He crossed over into Washington Park. It seemed funny to him now, how it was something to brag about, like copping a cherry, and how back in the sixth grade, he and most of the kids had thought drinking was a horrible disgrace. He didn’t know why he had drunk so much of the world’s liquor in his twenty-two and a half years. He had just started drinking because all the guys did. But he was on the wagon. Yes, and for good... maybe.

Suddenly, he sensed that spring was in the air. He could smell it. He breathed deeply, changed his slouchy walk into a brisk one, and looked about him at the dark shadows, the naked shrubbery and trees. He crossed the park drive, and walked around the patch of shrubbery on the right-hand side of the walk that curved to the boathouse. He could see the lagoon, steely, dark, glittering here and there with the moon and stars. The world, the night, the park, spring that was going to come, it was all new. He felt as if he were discovering them for the first time in his life, as if the sense of budding things, of leaves coming out on the branches, the gradual warming and laziness in the air, the grass bursting green through the cold, hard, wintry earth, as if all these were inside of him. He wished that it were spring already. He determined that it was going to be a different spring and summer for him. He was fed up with the old stuff, and he had let himself go far enough already.

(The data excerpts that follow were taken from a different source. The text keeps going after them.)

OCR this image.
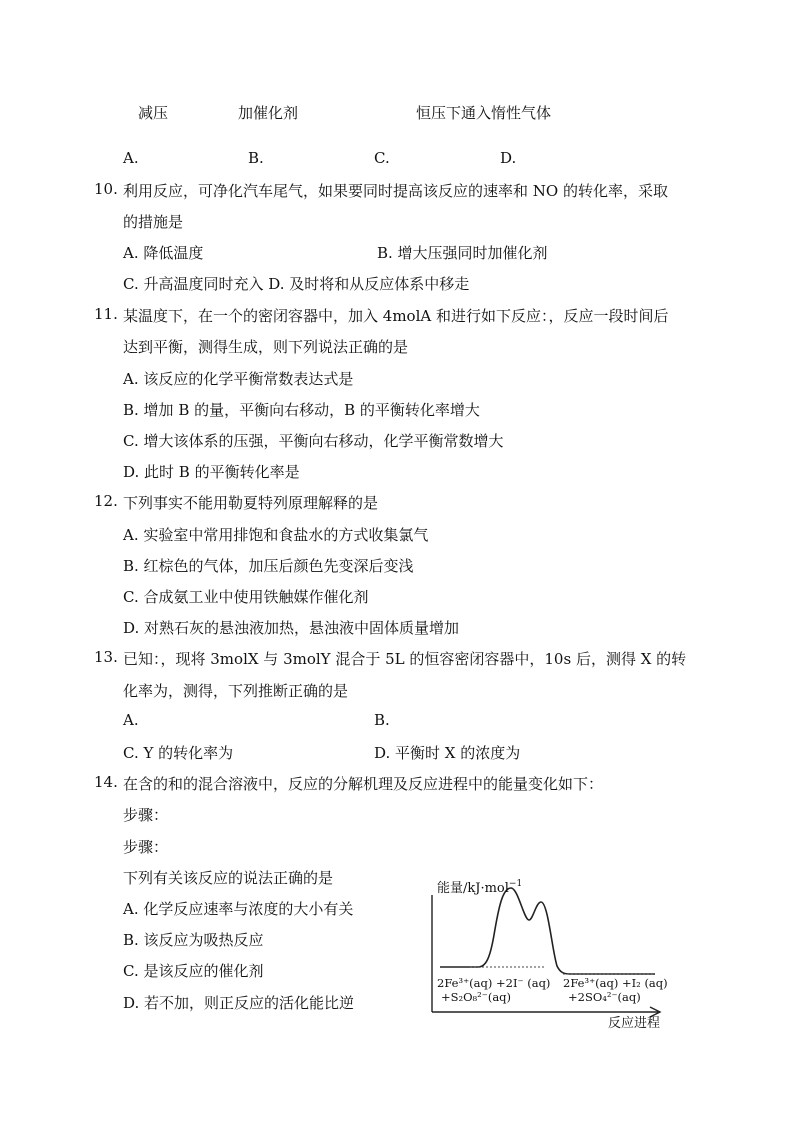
减压	加催化剂	恒压下通入惰性气体
A.	B.	C.	D.
10. 利用反应，可净化汽车尾气，如果要同时提高该反应的速率和 NO 的转化率，采取
的措施是
A. 降低温度	B. 增大压强同时加催化剂
C. 升高温度同时充入 D. 及时将和从反应体系中移走
11. 某温度下，在一个的密闭容器中，加入 4molA 和进行如下反应：，反应一段时间后
达到平衡，测得生成，则下列说法正确的是
A. 该反应的化学平衡常数表达式是
B. 增加 B 的量，平衡向右移动，B 的平衡转化率增大
C. 增大该体系的压强，平衡向右移动，化学平衡常数增大
D. 此时 B 的平衡转化率是
12. 下列事实不能用勒夏特列原理解释的是
A. 实验室中常用排饱和食盐水的方式收集氯气
B. 红棕色的气体，加压后颜色先变深后变浅
C. 合成氨工业中使用铁触媒作催化剂
D. 对熟石灰的悬浊液加热，悬浊液中固体质量增加
13. 已知：，现将 3molX 与 3molY 混合于 5L 的恒容密闭容器中，10s 后，测得 X 的转
化率为，测得，下列推断正确的是
A.	B.
C. Y 的转化率为	D. 平衡时 X 的浓度为
14. 在含的和的混合溶液中，反应的分解机理及反应进程中的能量变化如下：
步骤：
步骤：
下列有关该反应的说法正确的是
A. 化学反应速率与浓度的大小有关
B. 该反应为吸热反应
C. 是该反应的催化剂
D. 若不加，则正反应的活化能比逆
能量/kJ·mol$^{-1}$
2Fe³⁺(aq) +2I⁻ (aq)
+S₂O₈²⁻(aq)
2Fe³⁺(aq) +I₂ (aq)
+2SO₄²⁻(aq)
反应进程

He stood by the lagoon watching while trifling waves swished into the thin line of pebbled shore. He glanced up at the sky and was quickened with surprise and elation because it was so clear, with such clean clouds, and a moon which seemed like frothy ice or frozen snow. And he had never realized there were so many stars in the sky, some of them blue like signal lights far, far off. They were all over the sky like jewels flung on a dark carpet and they made him wonder about life, and what it was and why people had such curious feelings. But he guessed that God had made life and the stars just as they were so that people would wonder like that, and marvel at His handiwork.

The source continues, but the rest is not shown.